M. Newman a par conséquent conclu que la personne versée dans l’art estimerait que la coulisse saillante des défenderesses comporte tous les éléments de la revendication 1.
[17] M. Newman a également donné un avis à l’égard de la revendication 10 du brevet 282, qui décrit la réalisation suivante de l’invention :
[traduction] Un accessoire d’étalage qui comprend les éléments suivants :
au moins un support comportant un logement;
au moins un montant comportant les éléments suivants :
au moins deux membres modulaires discrets espacés en parallèle, qui définissent au moins une paire de surfaces parallèles planes opposées adaptées pour recevoir, avec un espacement légèrement plus grand, la partie dudit support comportant le logement susmentionné;
un moyen pour maintenir ces membres généralement à la verticale;
plusieurs éléments reliant lesdites surfaces opposées, ces éléments ayant les dimensions nécessaires pour être introduits dans les logements des supports susmentionnés;
en usage, ces supports sont soutenus sur ledit montant par la partie susmentionnée de ces supports comportant lesdits logements étant introduits d’une manière ajustée entre lesdites paires de surfaces opposées, lesdits logements recevant l’un des éléments susmentionnés.
[18] De l’avis de M. Newman, une personne versée dans l’art considérerait la coulisse en cascade et le montant mural de la défenderesse comme étant :
[traduction]
1. un accessoire d’étalage comprenant :
i. un support muni d’un logement;
ii. un montant comportant les éléments suivants :
1. au moins deux membres modulaires discrets espacés en parallèle, qui définissent au moins une paire de surfaces parallèles planes opposées adaptées pour recevoir, avec un espacement légèrement plus grand, la partie dudit support comportant le logement susmentionné;
2. un moyen pour maintenir ces membres généralement à la verticale;
3. plusieurs éléments reliant lesdites surfaces opposées, ces éléments ayant les dimensions nécessaires pour être introduits dans les logements des supports susmentionnés
iii. En usage :
1. le support peut être retiré;
2. le support est soutenu en recevant dans son logement l’un des éléments qui relie les surfaces opposées parallèles;
3. la partie du support comportant le logement est introduite de manière ajustée dans la paire de surfaces parallèles opposées.

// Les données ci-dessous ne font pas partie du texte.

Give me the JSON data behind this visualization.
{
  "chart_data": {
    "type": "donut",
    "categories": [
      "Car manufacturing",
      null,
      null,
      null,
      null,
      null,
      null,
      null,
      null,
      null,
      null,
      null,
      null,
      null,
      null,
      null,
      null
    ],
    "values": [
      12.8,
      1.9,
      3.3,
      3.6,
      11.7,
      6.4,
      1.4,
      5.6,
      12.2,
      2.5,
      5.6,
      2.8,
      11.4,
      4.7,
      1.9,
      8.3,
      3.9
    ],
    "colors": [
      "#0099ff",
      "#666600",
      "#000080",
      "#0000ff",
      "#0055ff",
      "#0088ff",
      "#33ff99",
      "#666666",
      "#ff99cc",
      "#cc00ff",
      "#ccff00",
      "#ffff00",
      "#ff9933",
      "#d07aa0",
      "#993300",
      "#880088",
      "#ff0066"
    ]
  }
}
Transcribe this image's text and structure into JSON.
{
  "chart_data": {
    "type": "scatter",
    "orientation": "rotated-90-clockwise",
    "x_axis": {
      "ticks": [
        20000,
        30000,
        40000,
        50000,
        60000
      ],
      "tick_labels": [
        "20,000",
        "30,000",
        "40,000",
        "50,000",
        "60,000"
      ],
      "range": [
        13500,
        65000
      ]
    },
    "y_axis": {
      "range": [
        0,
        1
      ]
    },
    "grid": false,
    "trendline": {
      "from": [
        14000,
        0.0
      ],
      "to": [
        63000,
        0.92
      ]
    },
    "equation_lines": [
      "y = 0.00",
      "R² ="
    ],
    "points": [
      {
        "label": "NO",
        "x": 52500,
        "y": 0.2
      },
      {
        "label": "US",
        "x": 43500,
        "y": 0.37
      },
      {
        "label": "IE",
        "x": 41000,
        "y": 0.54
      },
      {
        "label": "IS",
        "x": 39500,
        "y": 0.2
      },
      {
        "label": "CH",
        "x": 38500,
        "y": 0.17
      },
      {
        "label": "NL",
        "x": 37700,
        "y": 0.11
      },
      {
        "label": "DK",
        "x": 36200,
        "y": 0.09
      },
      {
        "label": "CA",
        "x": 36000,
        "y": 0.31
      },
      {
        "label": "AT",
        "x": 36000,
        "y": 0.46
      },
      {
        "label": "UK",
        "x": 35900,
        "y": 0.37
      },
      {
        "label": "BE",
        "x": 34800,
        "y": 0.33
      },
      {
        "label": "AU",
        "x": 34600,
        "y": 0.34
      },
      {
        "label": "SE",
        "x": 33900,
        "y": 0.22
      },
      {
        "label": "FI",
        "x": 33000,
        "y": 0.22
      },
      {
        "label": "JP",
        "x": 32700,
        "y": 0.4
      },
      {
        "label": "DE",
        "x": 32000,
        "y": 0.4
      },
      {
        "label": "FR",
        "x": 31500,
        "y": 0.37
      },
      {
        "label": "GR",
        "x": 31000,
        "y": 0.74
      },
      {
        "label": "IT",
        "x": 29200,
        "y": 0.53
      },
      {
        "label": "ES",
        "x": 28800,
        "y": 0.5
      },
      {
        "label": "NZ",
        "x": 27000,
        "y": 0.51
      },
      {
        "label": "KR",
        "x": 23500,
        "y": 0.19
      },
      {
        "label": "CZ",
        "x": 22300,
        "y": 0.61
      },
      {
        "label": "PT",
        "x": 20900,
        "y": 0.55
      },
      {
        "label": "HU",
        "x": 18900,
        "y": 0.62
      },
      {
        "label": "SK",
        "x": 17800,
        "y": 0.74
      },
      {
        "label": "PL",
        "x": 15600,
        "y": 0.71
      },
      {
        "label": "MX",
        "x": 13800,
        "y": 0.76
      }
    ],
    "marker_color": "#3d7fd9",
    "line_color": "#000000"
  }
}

Par conséquent, M. Newman est arrivé à la conclusion qu’une personne versée dans l’art considérerait que le montant mural et la coulisse en cascade des défenderesses comportent tous les éléments mentionnés dans la revendication 10. En se fondant sur les schémas figurant sur le site Web Display Bank, M. Newman a également conclu qu’une personne versée dans l’art pourrait considérer que la coulisse en cascade et le rangement à coulisse de plancher illustré sur le site Web comportent tous les éléments de la revendication 10.
[19] En l’absence de preuve contraire, je suis convaincu que, sur le fondement d’une interprétation téléologique du brevet 282 et de l’opinion d’expert fournie par M. Newman, les défenderesses ont contrevenu aux revendications 1 et 10 du brevet 282. Je rendrai par conséquent un jugement sommaire sur la question de la contrefaçon.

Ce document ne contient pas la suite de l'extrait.